You need see what there as well."  Then she turned away and 
walked into the hut.

     "Insolent girl," Lang Bei muttered, walking towards the hut.
Ryoga followed, leaving Shampoo and Rouge looking down at 
Jusenkyou, where it lay a hundred feet down the gentle slope of
the hill the Guide's hut was built upon.

     As Lang Bei walked through the open door of the hut, Ryoga
saw her stiffen and stop; her hand tightened on the staff she
bore.  Moving up behind her, Ryoga looked by into the cramped
confines of the hut.  Fang Shi, Bai Ling and the Guide stood
around a small bed in the corner; Plum sat in one corner of the
hut, bouncing a ball against the dirt floor; a middle-aged woman
in Chinese robes that Ryoga vaguely recognized as part of the
Joketsuzoku Council leaned against the wall near the door, 
trimming her nails with a knife.  On the bed, covers pulled up to
his neck, was Mousse.    

     The woman near the door put her knife away and said 
something to Lang Bei in a snide tone, speaking in Chinese.  
Lang Bei stepped by her without a word and stood by the bed,
beginning a rapid conversation in Chinese with the Guide and Fang
Shi.

     The woman turned her attention to Ryoga.  She had a hard,
unfriendly face, in which youthful beauty could still be traced, 
though it had begun to fade some time ago.  "Outsider."

     She spat into the dust near Ryoga's feet and pushed by him,
as she left the hut, muttering under her breath in Chinese.

     "Ignore her," Shampoo said quietly, standing behind him.
"Bi Shou.  Not surprised Fang Shi choose her as other witness."

     Ryoga glanced to the gathering around the bed for a moment,
then turned away and went to kneel down by Plum.  "Hey Plum."

     The young girl looked up, letting her ball stop bouncing to
roll away into another corner of the hut.  "Hello, Ryoga."
     
     She held out her arms to him, and he gave her a quick
embrace, smiling as she wrapped her small arms around his neck.  
He liked the independent child who'd come all the way to Japan 
by herself, seeking to save Jusenkyou from destruction.

     Shampoo's voice was in the conversation taking place behind
them now.  No one sounded happy, particularly Lang Bei.

     "How did Mousse come here?" he asked, settling back to sit
on the floor.

     Sitting against the wall, Plum tugged on one of her pigtails
in a nervous gesture.  "We found him late last night.  By the
pools.  Father was going to go into the Joketsuzoku village later
this morning, but then the two elders arrived at sunrise and told
him to wait."

     She stood up and offered her hand.  "I'll show you."
     
     Ryoga followed her out of the crowded hut, her hand in his,
and let her lead him down the slope towards Jusenkyou.  Glancing
back, he saw Bi Shou looking at him balefully from under the
shadow of a copse of trees, her arms crossed.

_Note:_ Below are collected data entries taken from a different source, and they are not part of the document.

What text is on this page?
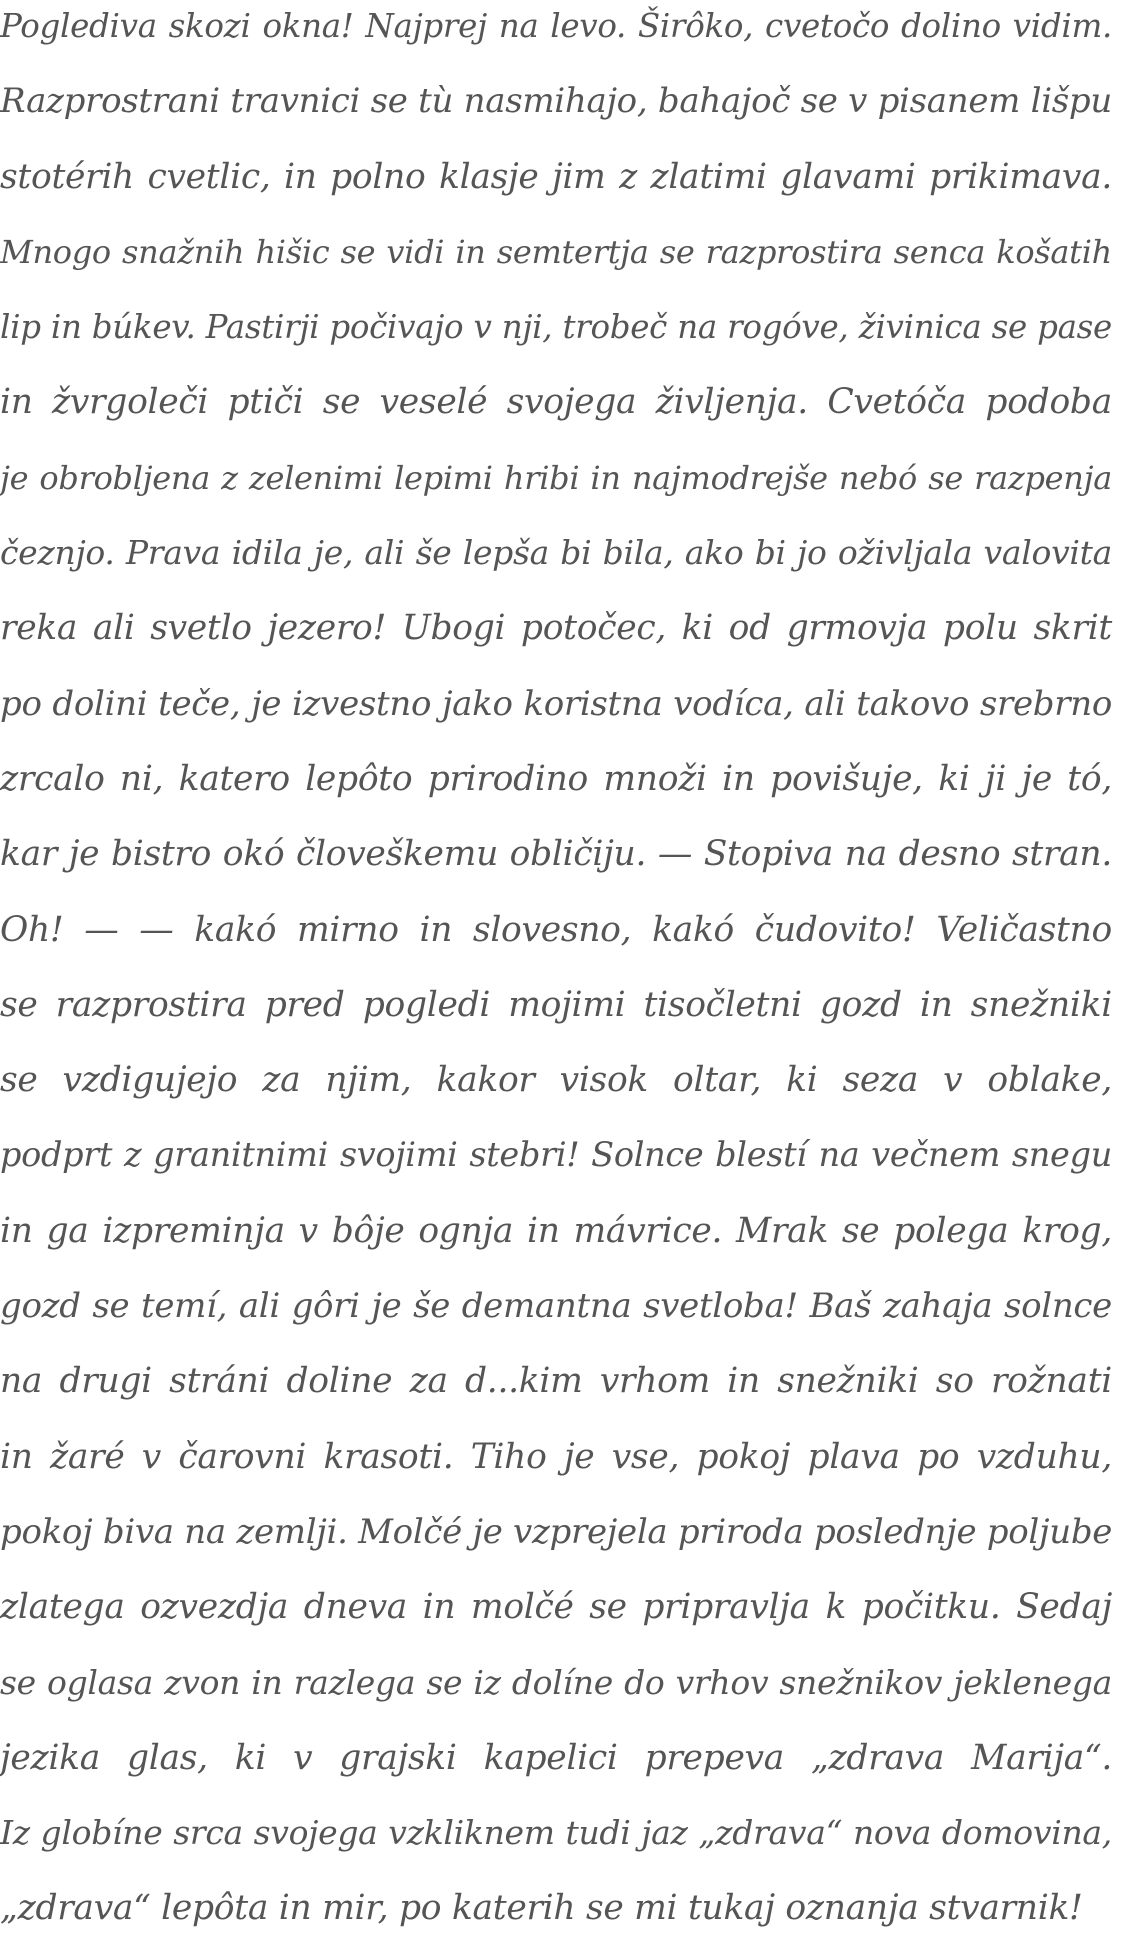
Poglediva skozi okna! Najprej na levo. Širôko, cvetočo dolino vidim.
Razprostrani travnici se tù nasmihajo, bahajoč se v pisanem lišpu
stotérih cvetlic, in polno klasje jim z zlatimi glavami prikimava.
Mnogo snažnih hišic se vidi in semtertja se razprostira senca košatih
lip in búkev. Pastirji počivajo v nji, trobeč na rogóve, živinica se pase
in žvrgoleči ptiči se veselé svojega življenja. Cvetóča podoba
je obrobljena z zelenimi lepimi hribi in najmodrejše nebó se razpenja
čeznjo. Prava idila je, ali še lepša bi bila, ako bi jo oživljala valovita
reka ali svetlo jezero! Ubogi potočec, ki od grmovja polu skrit
po dolini teče, je izvestno jako koristna vodíca, ali takovo srebrno
zrcalo ni, katero lepôto prirodino množi in povišuje, ki ji je tó,
kar je bistro okó človeškemu obličiju. — Stopiva na desno stran.
Oh! — — kakó mirno in slovesno, kakó čudovito! Veličastno
se razprostira pred pogledi mojimi tisočletni gozd in snežniki
se vzdigujejo za njim, kakor visok oltar, ki seza v oblake,
podprt z granitnimi svojimi stebri! Solnce blestí na večnem snegu
in ga izpreminja v bôje ognja in mávrice. Mrak se polega krog,
gozd se temí, ali gôri je še demantna svetloba! Baš zahaja solnce
na drugi stráni doline za d...kim vrhom in snežniki so rožnati
in žaré v čarovni krasoti. Tiho je vse, pokoj plava po vzduhu,
pokoj biva na zemlji. Molčé je vzprejela priroda poslednje poljube
zlatega ozvezdja dneva in molčé se pripravlja k počitku. Sedaj
se oglasa zvon in razlega se iz dolíne do vrhov snežnikov jeklenega
jezika glas, ki v grajski kapelici prepeva „zdrava Marija“.
Iz globíne srca svojega vzkliknem tudi jaz „zdrava“ nova domovina,
„zdrava“ lepôta in mir, po katerih se mi tukaj oznanja stvarnik!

     Plum took him along the winding, spongy earthen pathways
that led amidst the pools, and finally paused by one near the
centre, indicating it with a finger.  "Here."

     Ryoga looked around.  Off to the north, he saw a trail
leading along the high slope of one of the mountains, overhanging
some of the further pools.

     Some time ago, he had been an angry young man, wandering
along that trail, almost ready to give up his pursuit of 
vengeance and try to find his way home.  Jusenkyou had changed 
all that.  Had changed everything.  Somehow, it all came back to
here, back to this place.  Jusenkyou.

     He stared at the mist rising from the pools and thinning out
as the sun rose higher.  It clung damply to his hands and face,
made the Guide's house a dim and obscured shape and the mountains
looming and dark.

     "Which pool is this?" he asked quietly.
     
     "Nannichuan," Plum answered.
     
     Ryoga fell to his knees beside the pool, staring at the
reflection of his face.  It seemed impossibly deep; he could not
see the bottom.  The earth was damp, vital and fresh beneath his
hands as he pressed them to it.

     "Nannichuan," he said dully.
     
     Plum took a few steps back.  She looked worried.  "I 
shouldn't be out here by myself.  Father says..."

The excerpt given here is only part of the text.